Specify the ordering of operations. “Validate, then check eligibility, then call the API” looks obvious in the spec above. Without the ordering, the implementation might check eligibility before validating input — different error messages, different behavior under invalid input.
Declare what’s out of scope explicitly. If the service shouldn’t handle draft state, say so. Otherwise the implementation might add an isDraft parameter because it seems like a natural extension.
Include invariants. Invariants are the things that must remain true regardless of input. They’re rarely encoded in requirements, frequently missed in implementation, and expensive to discover in production.
The CLAUDE.md layer
Specs cover individual implementations. CLAUDE.md covers the project-level context that applies across all implementations: architecture patterns, conventions, what to avoid.
The two work together. CLAUDE.md provides ambient context (“we use Zod for validation, we don’t use any”); the spec provides implementation-specific context (“validate in this order, return these error codes”).
A workflow I’ve found effective:
- Write the spec in a
specs/directory before touching the code - Reference it in the prompt: “implement the service described in
specs/loan-submission.md” - Review the output against the spec, not against your mental model of what you wanted
- If the output deviates, update the spec to be more precise, then regenerate
Step 3 is the crucial part. Reviewing against a written spec is faster and more reliable than reviewing against your memory of intent.

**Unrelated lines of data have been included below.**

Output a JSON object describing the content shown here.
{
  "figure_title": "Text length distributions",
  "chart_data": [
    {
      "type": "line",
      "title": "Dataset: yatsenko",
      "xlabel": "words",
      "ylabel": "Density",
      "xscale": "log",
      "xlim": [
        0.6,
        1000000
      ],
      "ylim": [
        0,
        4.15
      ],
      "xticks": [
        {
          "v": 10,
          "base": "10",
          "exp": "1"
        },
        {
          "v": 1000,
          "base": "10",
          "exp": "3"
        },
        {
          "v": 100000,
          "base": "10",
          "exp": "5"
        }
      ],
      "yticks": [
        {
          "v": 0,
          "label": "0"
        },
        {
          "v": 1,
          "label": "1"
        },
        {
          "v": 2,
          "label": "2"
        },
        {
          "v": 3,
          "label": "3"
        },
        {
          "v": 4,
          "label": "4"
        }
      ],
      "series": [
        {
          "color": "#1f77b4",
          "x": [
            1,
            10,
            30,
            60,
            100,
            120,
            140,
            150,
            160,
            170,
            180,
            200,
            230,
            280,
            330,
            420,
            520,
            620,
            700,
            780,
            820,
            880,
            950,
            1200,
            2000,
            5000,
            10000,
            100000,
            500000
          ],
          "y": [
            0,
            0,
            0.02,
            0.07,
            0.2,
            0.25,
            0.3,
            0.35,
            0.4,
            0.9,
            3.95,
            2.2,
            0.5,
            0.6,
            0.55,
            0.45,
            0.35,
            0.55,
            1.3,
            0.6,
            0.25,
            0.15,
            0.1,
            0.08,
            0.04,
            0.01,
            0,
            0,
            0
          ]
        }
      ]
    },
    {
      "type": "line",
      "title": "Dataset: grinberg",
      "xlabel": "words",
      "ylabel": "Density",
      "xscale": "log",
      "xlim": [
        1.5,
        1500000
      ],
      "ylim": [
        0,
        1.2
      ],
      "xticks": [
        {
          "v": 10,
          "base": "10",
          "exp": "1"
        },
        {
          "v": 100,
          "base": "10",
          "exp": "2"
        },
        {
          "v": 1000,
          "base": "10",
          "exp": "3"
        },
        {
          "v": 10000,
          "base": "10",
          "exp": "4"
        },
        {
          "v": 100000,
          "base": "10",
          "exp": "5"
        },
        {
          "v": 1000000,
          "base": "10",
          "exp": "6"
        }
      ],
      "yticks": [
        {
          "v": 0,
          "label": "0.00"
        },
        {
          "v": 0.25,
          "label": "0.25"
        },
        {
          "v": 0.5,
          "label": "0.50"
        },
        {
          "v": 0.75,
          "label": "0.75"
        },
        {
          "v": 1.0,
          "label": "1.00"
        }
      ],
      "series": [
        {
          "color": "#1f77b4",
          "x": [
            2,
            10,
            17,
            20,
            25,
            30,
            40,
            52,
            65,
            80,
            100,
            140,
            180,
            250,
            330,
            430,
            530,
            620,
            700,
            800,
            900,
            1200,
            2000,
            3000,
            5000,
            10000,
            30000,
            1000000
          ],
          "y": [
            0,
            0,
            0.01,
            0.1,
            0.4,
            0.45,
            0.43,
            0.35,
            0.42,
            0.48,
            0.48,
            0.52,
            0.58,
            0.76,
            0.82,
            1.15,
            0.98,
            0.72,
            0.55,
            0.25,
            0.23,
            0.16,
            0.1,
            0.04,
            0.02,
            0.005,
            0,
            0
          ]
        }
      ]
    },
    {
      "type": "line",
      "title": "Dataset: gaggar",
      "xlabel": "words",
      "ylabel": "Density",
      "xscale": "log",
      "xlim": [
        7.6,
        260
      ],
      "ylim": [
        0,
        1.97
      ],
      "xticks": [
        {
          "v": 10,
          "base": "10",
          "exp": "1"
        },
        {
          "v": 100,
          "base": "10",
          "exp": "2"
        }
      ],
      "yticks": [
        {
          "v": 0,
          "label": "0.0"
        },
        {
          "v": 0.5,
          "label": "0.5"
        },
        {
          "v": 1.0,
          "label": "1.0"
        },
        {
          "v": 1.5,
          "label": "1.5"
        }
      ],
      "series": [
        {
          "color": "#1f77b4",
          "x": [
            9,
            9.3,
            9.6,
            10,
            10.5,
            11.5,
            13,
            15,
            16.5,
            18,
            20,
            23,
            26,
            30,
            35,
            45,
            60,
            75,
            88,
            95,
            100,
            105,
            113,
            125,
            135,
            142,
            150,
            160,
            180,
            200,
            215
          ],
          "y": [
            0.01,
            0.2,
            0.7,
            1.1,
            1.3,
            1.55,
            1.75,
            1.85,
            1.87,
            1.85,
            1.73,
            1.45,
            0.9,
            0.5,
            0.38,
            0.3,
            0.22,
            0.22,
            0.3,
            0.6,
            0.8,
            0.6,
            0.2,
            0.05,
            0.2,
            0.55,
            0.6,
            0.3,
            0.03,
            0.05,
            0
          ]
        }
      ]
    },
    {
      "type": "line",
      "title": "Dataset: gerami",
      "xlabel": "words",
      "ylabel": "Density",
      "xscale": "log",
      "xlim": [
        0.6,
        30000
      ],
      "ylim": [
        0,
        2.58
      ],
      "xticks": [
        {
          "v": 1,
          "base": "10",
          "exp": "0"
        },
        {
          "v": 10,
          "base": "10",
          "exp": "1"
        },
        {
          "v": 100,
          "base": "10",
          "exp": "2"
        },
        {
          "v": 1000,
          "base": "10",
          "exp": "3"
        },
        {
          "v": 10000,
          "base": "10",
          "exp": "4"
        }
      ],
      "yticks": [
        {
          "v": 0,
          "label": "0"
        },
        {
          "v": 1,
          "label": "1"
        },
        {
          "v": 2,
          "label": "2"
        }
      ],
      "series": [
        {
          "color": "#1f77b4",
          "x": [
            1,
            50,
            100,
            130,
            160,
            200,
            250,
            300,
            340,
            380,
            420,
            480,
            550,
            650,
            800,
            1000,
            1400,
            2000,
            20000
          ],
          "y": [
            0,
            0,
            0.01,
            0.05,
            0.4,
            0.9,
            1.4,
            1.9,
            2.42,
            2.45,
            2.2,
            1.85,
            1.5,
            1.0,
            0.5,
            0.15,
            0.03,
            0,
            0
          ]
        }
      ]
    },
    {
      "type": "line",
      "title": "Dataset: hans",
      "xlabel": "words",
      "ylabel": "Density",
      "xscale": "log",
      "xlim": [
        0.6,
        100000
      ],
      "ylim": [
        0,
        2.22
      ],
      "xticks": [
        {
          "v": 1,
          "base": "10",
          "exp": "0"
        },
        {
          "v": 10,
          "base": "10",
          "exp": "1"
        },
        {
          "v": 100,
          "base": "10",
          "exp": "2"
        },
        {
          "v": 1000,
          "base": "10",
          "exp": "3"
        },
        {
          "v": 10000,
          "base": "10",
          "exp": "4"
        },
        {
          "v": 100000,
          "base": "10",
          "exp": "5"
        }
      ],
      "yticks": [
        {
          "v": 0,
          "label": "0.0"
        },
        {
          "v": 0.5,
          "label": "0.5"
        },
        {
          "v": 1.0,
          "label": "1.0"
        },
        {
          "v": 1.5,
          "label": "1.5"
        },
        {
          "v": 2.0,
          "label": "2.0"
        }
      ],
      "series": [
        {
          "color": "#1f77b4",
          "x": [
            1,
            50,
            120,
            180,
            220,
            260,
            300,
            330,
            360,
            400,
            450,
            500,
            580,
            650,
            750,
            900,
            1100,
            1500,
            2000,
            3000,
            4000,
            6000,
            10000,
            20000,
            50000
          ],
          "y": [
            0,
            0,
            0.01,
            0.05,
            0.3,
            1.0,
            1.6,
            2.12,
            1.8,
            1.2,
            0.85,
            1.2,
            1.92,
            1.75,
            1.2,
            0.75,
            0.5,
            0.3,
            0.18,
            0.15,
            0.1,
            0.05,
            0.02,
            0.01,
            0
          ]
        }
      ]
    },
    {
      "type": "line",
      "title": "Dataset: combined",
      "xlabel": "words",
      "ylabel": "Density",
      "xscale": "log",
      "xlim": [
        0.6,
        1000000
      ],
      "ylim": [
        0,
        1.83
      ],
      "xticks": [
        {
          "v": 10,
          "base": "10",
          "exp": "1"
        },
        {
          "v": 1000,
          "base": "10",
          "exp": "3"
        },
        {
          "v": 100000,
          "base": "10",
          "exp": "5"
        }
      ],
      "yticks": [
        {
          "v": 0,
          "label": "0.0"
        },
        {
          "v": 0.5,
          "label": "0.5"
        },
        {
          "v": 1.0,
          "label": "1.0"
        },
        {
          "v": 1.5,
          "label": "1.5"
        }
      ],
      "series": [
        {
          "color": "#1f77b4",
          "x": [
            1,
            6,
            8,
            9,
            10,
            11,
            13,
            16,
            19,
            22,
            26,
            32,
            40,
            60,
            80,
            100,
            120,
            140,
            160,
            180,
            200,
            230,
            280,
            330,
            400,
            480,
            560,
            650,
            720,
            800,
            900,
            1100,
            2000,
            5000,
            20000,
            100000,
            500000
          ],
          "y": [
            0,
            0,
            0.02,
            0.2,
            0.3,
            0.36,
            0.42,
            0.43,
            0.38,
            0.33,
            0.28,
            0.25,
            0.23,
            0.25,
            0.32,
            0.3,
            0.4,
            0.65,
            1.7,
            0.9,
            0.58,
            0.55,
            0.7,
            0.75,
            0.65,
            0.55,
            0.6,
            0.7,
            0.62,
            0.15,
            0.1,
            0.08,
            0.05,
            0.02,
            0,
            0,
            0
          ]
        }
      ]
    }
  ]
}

The spec externalizes the intent — which is where it should be.
The compounding effect
Specs don’t just make the first implementation faster. They make every subsequent change faster.
When requirements change six months later, you read the spec first. You understand what the implementation was protecting against. You update the spec to reflect the new constraints. Then you implement the change — or ask Claude Code to implement it — against an updated, accurate specification.
Without a spec, every change requires reverse-engineering intent from code. You read the implementation, try to infer why it’s structured the way it is, make assumptions, and sometimes get them wrong. The spec eliminates that step.
What this costs
Writing a spec takes time. For a service of moderate complexity, maybe two hours. That’s two hours not spent writing code.
The return: an implementation reviewable in thirty minutes instead of two hours, with a document that serves as the ADR for why the implementation looks the way it does.
For systems where correctness matters — financial services, anything with compliance requirements, anything that’s hard to test exhaustively — the spec pays for itself in the first significant debugging session it prevents.
The broader shift
Spec-Driven Development isn’t primarily an AI practice. It’s an engineering practice that becomes significantly more valuable in an AI-assisted workflow.
Before AI tools, specifications helped human engineers align before they built. That value was real but the overhead was high enough that many teams skipped it.
With AI tools, the spec becomes the primary interface between engineering intent and generated implementation. The quality of the spec directly determines the quality of the output. The overhead of writing a spec is now offset by the speed of implementation — and the alternative (generating without a spec and reviewing carefully) is often slower.
The engineers I work with who get the most out of AI tools are the ones who write the best specs. That hasn’t surprised me. Good specification is the core skill of senior engineering. It just has a faster consumer now.